A week or so ago I was having a late night txt chat Alex Hayes about online free ranging – the idea of not paying for server space or software, basically building an online presence only through the free and maybe even temporary publishing services like this here blog. In the end we found that to be truly free you have to let go of the importance of your work, let go of the need for it to persist.

Quite some time ago I took down the leighblackall.com and turned away from the idea of having my own wordpress and moodle install, instead settling for a leighblackall.wikispaces.com, OurMedia account, this blog, etc…

Of course most would ask, but how can you be sure of those services? What is their quality of service like? how long will they be around for? what might they do with your content?

At first I thought these to be legitimate concerns, and potentially a real problem. But now I see it differently. Now I’m not at all precious about the persistency of the URLs for my various online markings. And just like the feeling I had when I at last decided to stop maintaining my own .com I feel free and unfazed.

Posting this thought to this blog, loading that picture to flickr, spreading that movie across all the current video servers available at the moment is just like bill postering slogans and images at 2am down the main street of your local town. I make an image and now I go about sticking it up around town for it to get noticed. I paste a few copies down Flickr St, as well as a few on BubbleShare while I’m at it. I tag my posters so they appear in other streets around the block, I scribble a few words in chalk on the pavement knowing that they’ll wash off in the next rain. I cut and spray stencils to provoke thoughts in an otherwise sterile urban landscape, and accept that tomorrow the council or local do-gooder will have painted over these marks and others like it.
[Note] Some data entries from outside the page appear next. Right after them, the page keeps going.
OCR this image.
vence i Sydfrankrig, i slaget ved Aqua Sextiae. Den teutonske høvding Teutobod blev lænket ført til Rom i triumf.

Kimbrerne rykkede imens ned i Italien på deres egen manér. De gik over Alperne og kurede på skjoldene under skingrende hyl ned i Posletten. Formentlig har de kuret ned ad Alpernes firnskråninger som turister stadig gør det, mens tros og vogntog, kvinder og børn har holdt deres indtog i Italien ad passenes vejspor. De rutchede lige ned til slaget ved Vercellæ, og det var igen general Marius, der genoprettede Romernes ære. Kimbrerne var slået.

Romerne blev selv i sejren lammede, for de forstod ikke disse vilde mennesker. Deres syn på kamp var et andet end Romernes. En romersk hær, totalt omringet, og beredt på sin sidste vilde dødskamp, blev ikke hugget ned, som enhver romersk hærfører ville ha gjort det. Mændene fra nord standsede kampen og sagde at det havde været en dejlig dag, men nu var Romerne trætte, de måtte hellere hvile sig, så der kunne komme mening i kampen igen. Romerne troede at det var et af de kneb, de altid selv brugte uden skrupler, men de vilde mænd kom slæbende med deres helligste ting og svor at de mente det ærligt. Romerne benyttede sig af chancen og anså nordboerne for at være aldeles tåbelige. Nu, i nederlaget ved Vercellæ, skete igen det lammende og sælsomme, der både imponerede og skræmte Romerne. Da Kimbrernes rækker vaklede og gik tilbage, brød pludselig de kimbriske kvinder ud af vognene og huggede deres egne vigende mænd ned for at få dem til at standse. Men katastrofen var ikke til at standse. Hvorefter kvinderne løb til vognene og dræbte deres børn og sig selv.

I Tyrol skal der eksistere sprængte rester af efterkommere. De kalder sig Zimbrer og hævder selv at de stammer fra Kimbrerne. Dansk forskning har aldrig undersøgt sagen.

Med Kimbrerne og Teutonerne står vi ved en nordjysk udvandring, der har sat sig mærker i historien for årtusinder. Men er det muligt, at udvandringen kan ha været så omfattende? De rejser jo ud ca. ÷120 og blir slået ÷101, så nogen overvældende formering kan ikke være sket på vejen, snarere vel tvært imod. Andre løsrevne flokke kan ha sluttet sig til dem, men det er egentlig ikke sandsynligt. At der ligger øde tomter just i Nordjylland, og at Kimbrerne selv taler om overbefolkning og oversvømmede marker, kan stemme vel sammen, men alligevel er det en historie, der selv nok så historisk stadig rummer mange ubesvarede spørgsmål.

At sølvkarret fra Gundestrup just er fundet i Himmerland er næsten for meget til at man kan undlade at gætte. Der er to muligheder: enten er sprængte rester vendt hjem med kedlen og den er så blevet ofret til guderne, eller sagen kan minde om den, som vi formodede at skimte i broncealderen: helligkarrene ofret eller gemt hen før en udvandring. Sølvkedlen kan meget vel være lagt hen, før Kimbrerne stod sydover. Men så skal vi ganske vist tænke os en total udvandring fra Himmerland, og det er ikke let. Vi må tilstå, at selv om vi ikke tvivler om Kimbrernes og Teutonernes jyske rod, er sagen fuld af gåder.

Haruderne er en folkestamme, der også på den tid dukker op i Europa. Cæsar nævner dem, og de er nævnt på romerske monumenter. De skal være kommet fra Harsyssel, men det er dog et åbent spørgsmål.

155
So you see, I think it quite a different and liberating thing to think about in terms of web publishing – comparing web publishing to graffiti and pavement chalk poetics. Once we’re prepared to accept that time will wash even things digital, then we’ll realise that for our presence to persist, for our markings to remain, we must remain active in remixing, reformatting, recreating, and republishing our works so that they reappear and reappear again – copied and redistributed by others across the Net.

I think its quite liberating to let go of the obvious – that digital means recorded, and think of it as a more fluid and transitory medium. The fact that a record or archive can be dug up if you really tried is just an added benefit, but its the here and now and what we say about before that catches me.

Pass the glue, this one’s going here.